Big names and soldiers next in Mau crackdown
Posted Saturday, November 28 2009 at 22:41
The memo will outline proposals for the compensation package to be offered as well as offer recommendations on what to do with those who refuse to surrender or sell back land they own, according to a source who attended the committee’s most recent meeting. Valuers have also been dispatched to the places targeted in Phase 3 and have reported that the value of the land has fallen sharply because there are few buyers, indicating the cost of buying back the land will not be as steep as initially feared.
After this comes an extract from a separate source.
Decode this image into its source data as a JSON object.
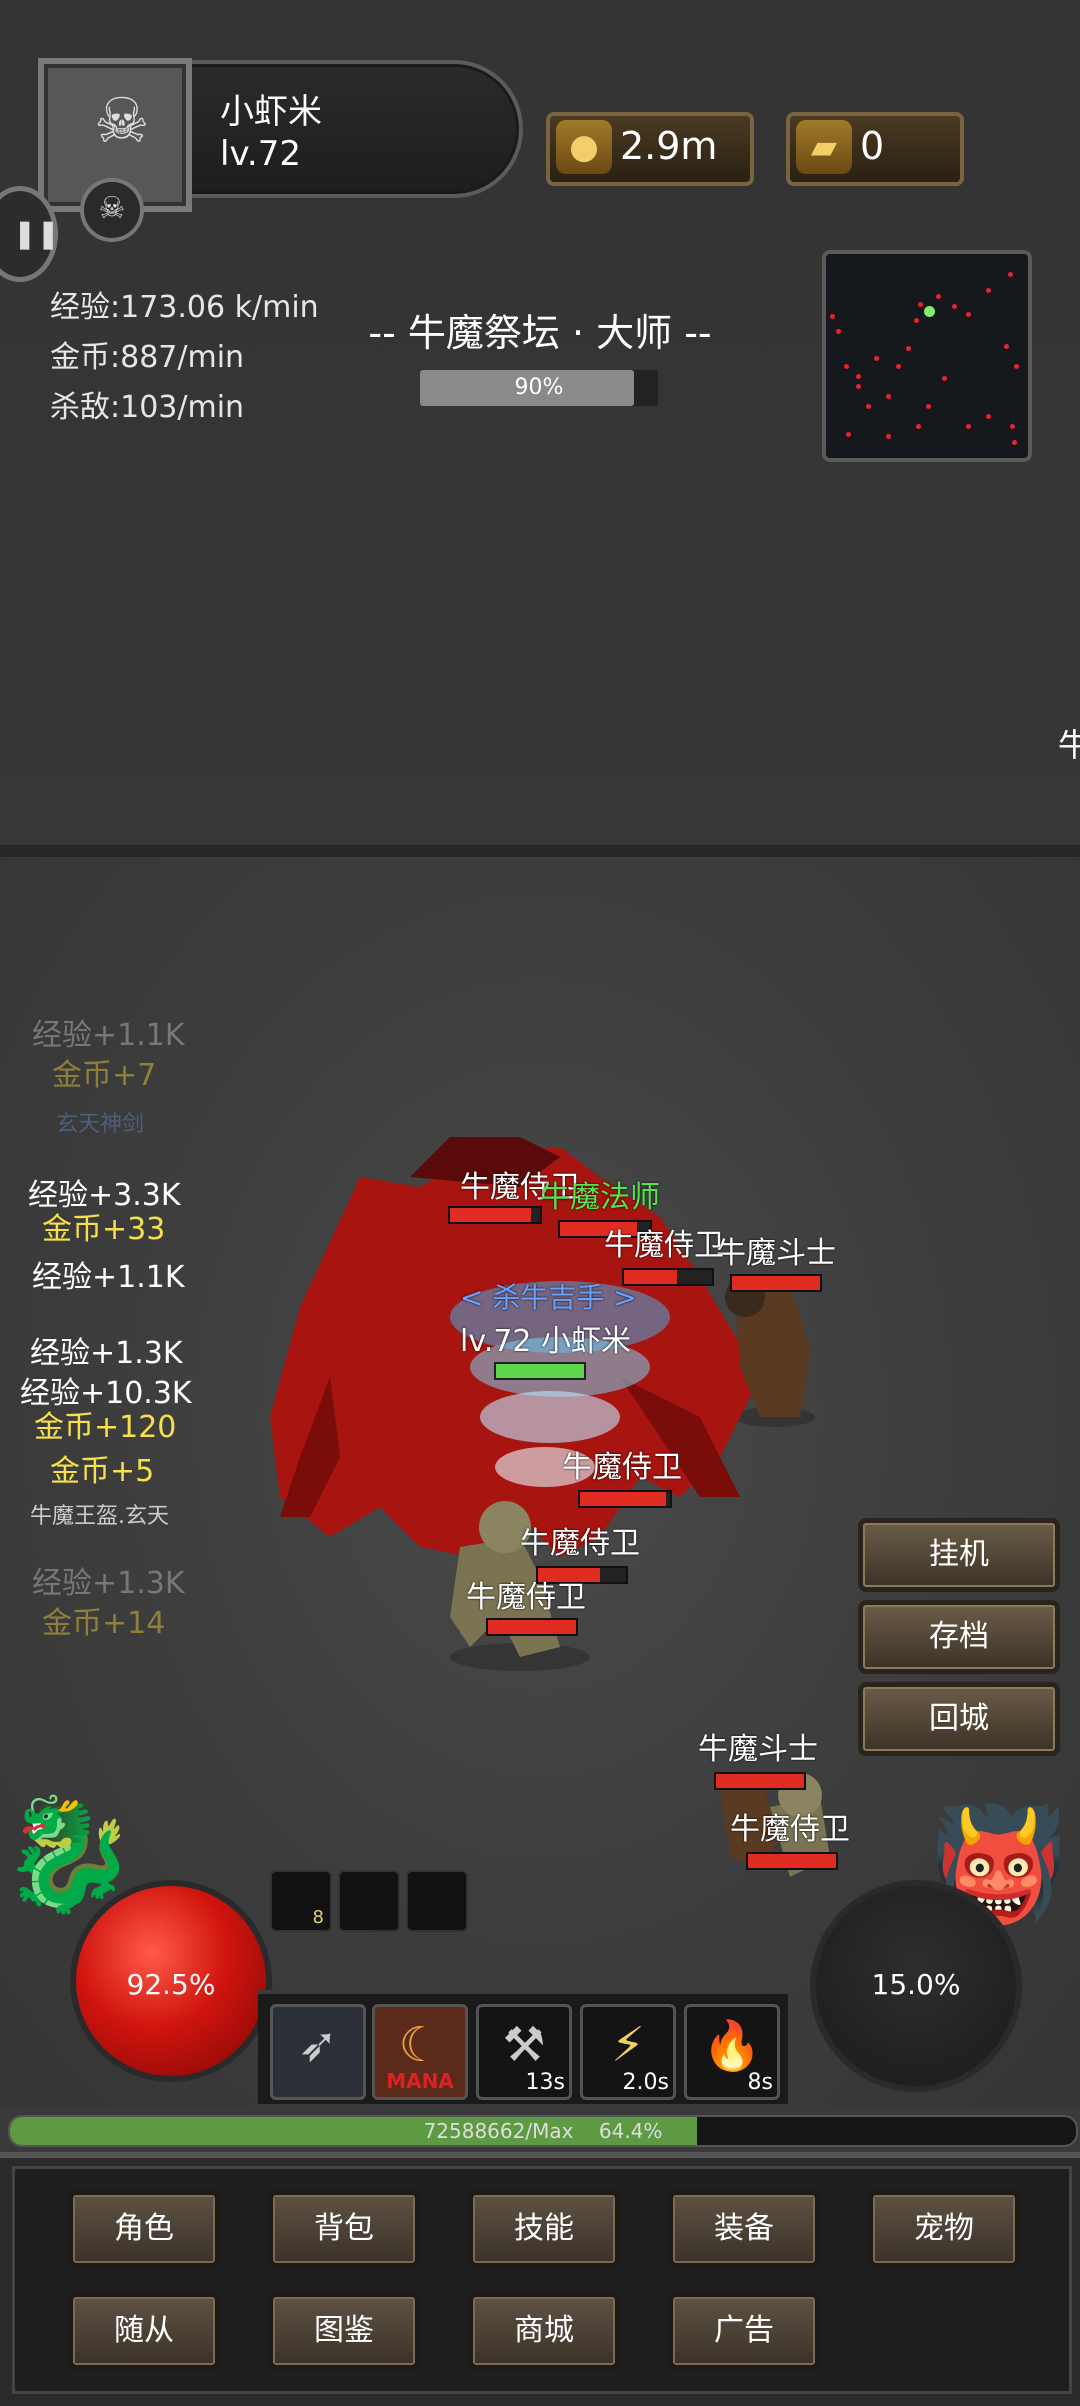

One of the thorny issues will be arriving at decisions on what to do with the land registered in the names of a number of companies believed to be connected to former senior government officials. These include four companies whose files the Sunday Nation could not trace at the Registrar of Companies — Kelewa Enterprises, Kapkembu Tea Factory, Kaptagich Tea Estates and Ololarusi Investment Farm. Records indicate they hold a combined 18,102 hectares.
Writing in the Saturday Nation, Mr Odinga accused “well-to-do leaders masquerading as the peoples’ champions” and said their selfish interests were driving the efforts to oppose evictions. “Many of these well-connected leaders illegally acquired large tracts of land in the forest even though they now profess a commitment to the environment and have now discovered the importance of squatter interests.”
The Mau Forest complex is the largest of Kenya’s water towers. The 400,000- square hectare area is the size of the Mt Kenya and Aberdares water catchment areas combined. Water flowing from the Mau Forest feeds numerous lakes including several that are key tourist attractions such as Lake Victoria, Turkana, Baringo, Nakuru, Natron and Naivasha. Victoria, Turkana and Natron straddle several countries.
Large-scale occupation in the complex began in earnest when former President Moi de-gazetted sections of the forest in 2001. The destruction intensified in 2005 when President Kibaki gave title deeds to thousands of people who claimed land in the forest.
The decision to evict people from the Mau was taken in July 2008. But the saga has turned into a political battle between Mr Odinga, who backs the evictions, and Agriculture minister William Ruto, who is critical of the way the evictions are being conducted. The seizure of land claimed by key figures in the Moi regime may further widen the divisions over the exercise.